Thursday, February 25, 2016

Review: A Dictionary of Mutual Understanding

Book: A Dictionary of Mutual Understanding
Author: Jackie Copleton
Genre: Cultural Fiction
My Rating: 4 stars

About the Book:

When Amaterasu Takahashi opens the door of her Philadelphia home to a badly scarred man claiming to be her grandson, she doesn’t believe him. Her grandson and her daughter, Yuko, perished nearly forty years ago during the bombing of Nagasaki. But the man carries with him a collection of sealed private letters that open a Pandora’s Box of family secrets Ama had sworn to leave behind when she fled Japan. She is forced to confront her memories of the years before the war: of the daughter she tried too hard to protect and the love affair that would drive them apart, and even further back, to the long, sake-pouring nights at a hostess bar where Ama first learned that a soft heart was a dangerous thing. Will Ama allow herself to believe in a miracle?

My Views:

I love cultural fiction especially those set in Japan. But this book was different from everything else I've read until now because the story revolved around the after effects of the bombing of Nagasaki on one particular family. Kenzo and Amaterasu live a calm peaceful life in Nagasaki with their daughter Yuko until a chance discovery of a drawing sends their life spinning in a direction none of them expected. I really enjoyed reading this book because it was almost like peeling an onion.. peeling each layer just revealed another layer under it - another slight twist in the tale, another direction turned. It was a definite page turner.
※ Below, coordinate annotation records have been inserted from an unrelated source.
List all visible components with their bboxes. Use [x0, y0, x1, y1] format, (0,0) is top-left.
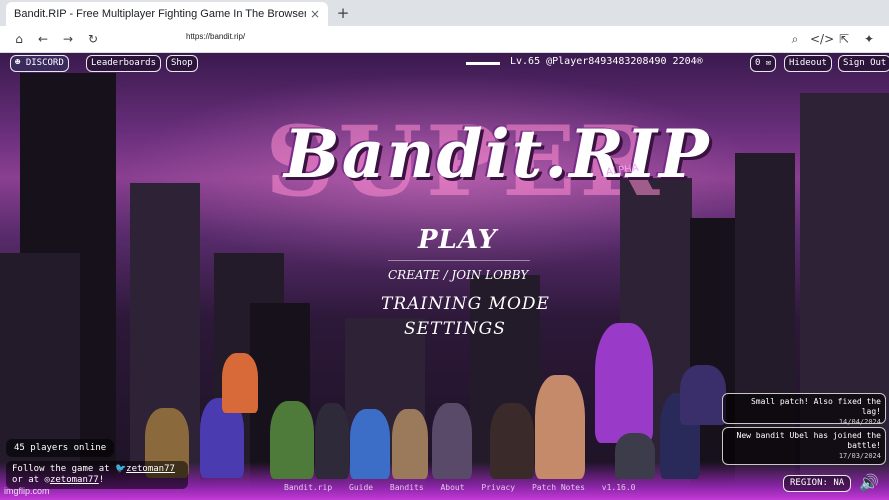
footer-link[interactable]: Bandit.rip	[284, 483, 332, 492]
follow-text: or at	[12, 475, 45, 485]
character-sprite	[392, 409, 428, 479]
character-sprite	[490, 403, 534, 479]
follow-panel: Follow the game at 🐦zetoman77 or at ◎zet…	[6, 461, 188, 489]
browser-tab[interactable]: Bandit.RIP - Free Multiplayer Fighting G…	[6, 2, 328, 26]
browser-tab-strip: Bandit.RIP - Free Multiplayer Fighting G…	[0, 0, 889, 26]
training-mode-button[interactable]: TRAINING MODE	[381, 294, 550, 314]
game-canvas[interactable]: ☻ DISCORD Leaderboards Shop Lv.65 @Playe…	[0, 53, 889, 500]
imgflip-watermark: imgflip.com	[4, 486, 50, 496]
footer-link[interactable]: Patch Notes	[532, 483, 585, 492]
mail-icon: ✉	[765, 58, 772, 68]
footer-link[interactable]: About	[440, 483, 464, 492]
inbox-count: 0	[755, 58, 761, 68]
forward-icon[interactable]: →	[59, 30, 77, 48]
character-sprite	[350, 409, 390, 479]
player-info: Lv.65 @Player8493483208490 2204®	[510, 56, 703, 67]
news-item[interactable]: New bandit Ubel has joined the battle! 1…	[722, 427, 886, 465]
browser-toolbar: ⌂ ← → ↻ https://bandit.rip/ ⌕ </> ⇱ ✦	[0, 26, 889, 53]
reload-icon[interactable]: ↻	[84, 30, 102, 48]
game-logo: Bandit.RIP	[284, 115, 711, 193]
character-sprite	[595, 323, 653, 443]
xp-progress-fill	[466, 62, 500, 65]
settings-button[interactable]: SETTINGS	[404, 319, 506, 339]
play-button[interactable]: PLAY	[418, 225, 497, 255]
follow-end: !	[98, 475, 105, 485]
shop-button[interactable]: Shop	[166, 55, 198, 72]
players-online-badge: 45 players online	[6, 439, 115, 457]
tab-title: Bandit.RIP - Free Multiplayer Fighting G…	[14, 8, 306, 20]
new-tab-icon[interactable]: +	[334, 4, 352, 22]
version-label: v1.16.0	[601, 483, 636, 492]
home-icon[interactable]: ⌂	[10, 30, 28, 48]
twitter-link[interactable]: zetoman77	[126, 464, 175, 474]
character-sprite	[222, 353, 258, 413]
region-selector[interactable]: REGION: NA	[783, 475, 852, 492]
close-tab-icon[interactable]: ×	[310, 7, 320, 21]
news-text: New bandit Ubel has joined the battle!	[736, 431, 882, 450]
footer-link[interactable]: Bandits	[390, 483, 424, 492]
discord-button[interactable]: ☻ DISCORD	[10, 55, 69, 72]
follow-twitter-line: Follow the game at 🐦zetoman77	[12, 464, 182, 475]
devtools-icon[interactable]: </>	[810, 30, 834, 48]
hideout-button[interactable]: Hideout	[784, 55, 832, 72]
news-date: 14/04/2024	[838, 418, 881, 426]
discord-icon: ☻	[15, 58, 21, 68]
news-item[interactable]: Small patch! Also fixed the lag! 14/04/2…	[722, 393, 886, 426]
character-sprite	[535, 375, 585, 479]
twitter-icon: 🐦	[114, 464, 127, 474]
create-join-lobby-button[interactable]: CREATE / JOIN LOBBY	[388, 268, 528, 282]
speaker-icon[interactable]: 🔊	[856, 474, 882, 492]
leaderboards-button[interactable]: Leaderboards	[86, 55, 162, 72]
address-bar[interactable]: https://bandit.rip/	[186, 32, 245, 41]
zoom-icon[interactable]: ⌕	[786, 30, 804, 48]
follow-text: Follow the game at	[12, 464, 115, 474]
back-icon[interactable]: ←	[34, 30, 52, 48]
follow-instagram-line: or at ◎zetoman77!	[12, 475, 182, 486]
character-sprite	[270, 401, 314, 479]
inbox-button[interactable]: 0 ✉	[750, 55, 777, 72]
extensions-icon[interactable]: ✦	[860, 30, 878, 48]
instagram-link[interactable]: zetoman77	[50, 475, 99, 485]
open-external-icon[interactable]: ⇱	[835, 30, 853, 48]
discord-label: DISCORD	[25, 58, 64, 68]
footer-links: Bandit.rip Guide Bandits About Privacy P…	[284, 483, 647, 492]
character-sprite	[432, 403, 472, 479]
character-sprite	[615, 433, 655, 479]
character-sprite	[315, 403, 349, 479]
news-date: 17/03/2024	[838, 452, 881, 460]
character-sprite	[680, 365, 726, 425]
footer-link[interactable]: Privacy	[481, 483, 515, 492]
menu-divider	[388, 260, 530, 261]
footer-link[interactable]: Guide	[349, 483, 373, 492]
xp-progress-bar	[466, 62, 500, 65]
news-text: Small patch! Also fixed the lag!	[750, 397, 881, 416]
signout-button[interactable]: Sign Out	[838, 55, 889, 72]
Copeland's characters are very well defined and the story line has the perfect pace and has no plot holes. Hard to believe that this is a debut novel. With the majority of the novel set against the backdrop of the world war and japan's role in it, a passionate yet forbidden romance, a complicated relationship between a protective mother and her daughter and secrets that could tear relationships apart - this novel appeals to so many of my reading interests. You are pulled in to the solitary life of Amaterasu and slowly discover that there's much much more to her than just the grief that she's been living with.

I very highly recommend this book to anyone interested in cultural fiction, historical fiction and high drama romance novels.